I kicked off this blog with a post titled "Just the Facts, Ma'am" about my experience researching and writing ROYAL AFFAIRS. I joked that because I came to nonfiction as a multipublished novelist, it was a challenge not to be able to make things up.
One thing I can assure my readers is that, apart from the way I structured ROYAL AFFAIRS, nothing in the survey of these scandalous liaisons "that rocked the British monarchy" for more than nine centuries, came from my oh-so-fertile imagination. I read numerous historical biographies and articles by respected historians and academics. And, while I tried at all costs to avoid doing so, it's certainly possible that I may have inadvertently included what I like to call "bad history" here and there.
"Bad history" (I did make up the phrase) is how I term stories that have been handed down through the ages, repeated from biographer to biographer over the centuries as though they are factual. However, oftentimes a biographer will refer to a shopworn legend, such as Marie Antoinette saying "Let them eat cake" (Qu'ils mangent de la brioche) and then immediately disclaim it, pointing out who really said it and in what context.
On other occasions I've seen biographers discuss an event or anecdotal bit of information about an historical personage, followed by the statement that its accuracy has never sufficiently been proven, or is in doubt. Whether Eleanor of Aquitaine rode to the Crusades barebreasted (or not) like an Amazon warrior queen, is a fine example. It turns out it's partly true (no, not the barebreasted part), based on an eyewitness account of Eleanor astride her horse, and quickly became elaborated by those seeking to discredit a queen who they wished to paint as a brazen, adulterous slut.
Eleanor of Aquitaine (1122-1204)
Those are important distinctions; and when I've discovered during my research that something we all have been taught as schoolchildren probably never happened I make the decision for my own nonfiction--to omit any reference to the event, or to bring it up and include the disclaimer.
For example, for centuries it was popularly believed that King Edward II of England, a notorious "sodomite," was killed by the insertion of a hot poker into his anus, during his imprisonment. Or smothered by a table so he couldn't wriggle about, followed by the hot poker. Various versions of this gruesome death were recorded and repeated throughout the ages, from Sir Thomas More to the 20th century academic, A.L. Rowse. In the ROYAL AFFAIRS entry on Edward, I refer to the legendary story of the king's death as well as all doubts, discrepancies, and disclaimers regarding its veracity.
Edward II of England (1284-1327[?])
So I can promise my readers that I didn't invent anything I refer to in ROYAL AFFAIRS. All of the information I include was gleaned from the dozens of sources I read in the course of my research.
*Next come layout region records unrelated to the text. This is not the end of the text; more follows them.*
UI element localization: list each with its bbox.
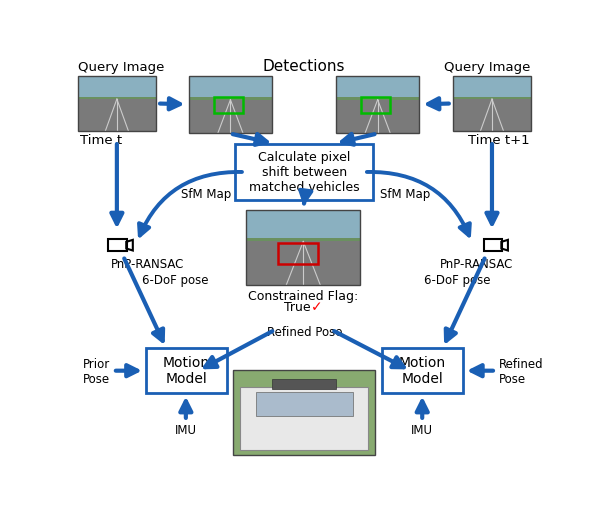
Bar	[78, 76, 156, 99]
Bar	[361, 98, 390, 114]
Bar	[235, 144, 374, 200]
Text: Motion
Model: Motion Model	[163, 356, 210, 386]
Bar	[453, 99, 530, 131]
Text: SfM Map: SfM Map	[380, 188, 431, 201]
Text: PnP-RANSAC: PnP-RANSAC	[110, 259, 184, 271]
Bar	[233, 370, 375, 455]
Bar	[272, 379, 336, 389]
Bar	[146, 348, 227, 393]
Text: Calculate pixel
shift between
matched vehicles: Calculate pixel shift between matched ve…	[249, 151, 360, 194]
Bar	[336, 98, 419, 102]
Bar	[336, 76, 419, 133]
Text: 6-DoF pose: 6-DoF pose	[424, 275, 490, 287]
Bar	[453, 97, 530, 101]
Text: Prior
Pose: Prior Pose	[83, 359, 110, 386]
Bar	[78, 99, 156, 131]
Text: True: True	[284, 301, 311, 314]
Text: Query Image: Query Image	[444, 61, 530, 74]
Text: IMU: IMU	[175, 424, 197, 437]
Bar	[189, 76, 272, 100]
Text: Constrained Flag:: Constrained Flag:	[248, 290, 358, 303]
Bar	[255, 392, 353, 416]
Text: Motion
Model: Motion Model	[399, 356, 446, 386]
Bar	[189, 98, 272, 102]
Text: ✓: ✓	[311, 301, 323, 315]
Bar	[453, 76, 530, 131]
Bar	[382, 348, 463, 393]
Bar	[240, 387, 368, 450]
Bar	[336, 100, 419, 133]
Text: Query Image: Query Image	[78, 61, 165, 74]
Bar	[247, 238, 360, 245]
Bar	[233, 370, 375, 455]
Text: Refined
Pose: Refined Pose	[499, 359, 544, 386]
Bar	[336, 76, 419, 100]
Bar	[247, 241, 360, 285]
Bar	[453, 76, 530, 99]
Bar	[214, 98, 243, 114]
Bar	[78, 76, 156, 131]
Bar	[189, 100, 272, 133]
Bar	[247, 210, 360, 285]
Bar	[189, 76, 272, 133]
Bar	[78, 97, 156, 101]
Text: 6-DoF pose: 6-DoF pose	[142, 275, 208, 287]
Text: Refined Pose: Refined Pose	[267, 326, 342, 339]
Text: PnP-RANSAC: PnP-RANSAC	[440, 259, 514, 271]
Text: Time t: Time t	[80, 134, 122, 147]
Bar	[484, 239, 503, 251]
Bar	[247, 210, 360, 241]
Text: Time t+1: Time t+1	[467, 134, 529, 147]
Bar	[109, 239, 127, 251]
Bar	[278, 243, 318, 264]
Text: IMU: IMU	[411, 424, 433, 437]
Text: Detections: Detections	[263, 59, 345, 74]
Text: SfM Map: SfM Map	[181, 188, 232, 201]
If an historical biographer didn't refer to (or know) whether an event was in fact merely apocryphal, or fictional (or introduced a refutation of it), it was not possible for me to know otherwise.
Now I am neck-deep in research for a companion book to ROYAL AFFAIRS. The working title is WHAT'S LOVE GOT TO DO WITH IT? Notorious Royal Marriages from Eleanor of Aquitaine to Camilla Parker Bowles. I face the same challenges, sifting through centuries of history, scanning for the personal opinions and political agendas of the monks, lovers, bosom companions, staffers, journalists, politicians, academics, and historians -- and sometimes the royals themselves -- who have written or spoken about the sovereigns I plan to include in Notorious Royal Marriages. With one hand raised and the other firmly placed on an encyclopedia (not Wikipedia), I can assure my readers that to the best knowledge that extensive research can yield, the book will contain ... Just the Facts, Ma'am.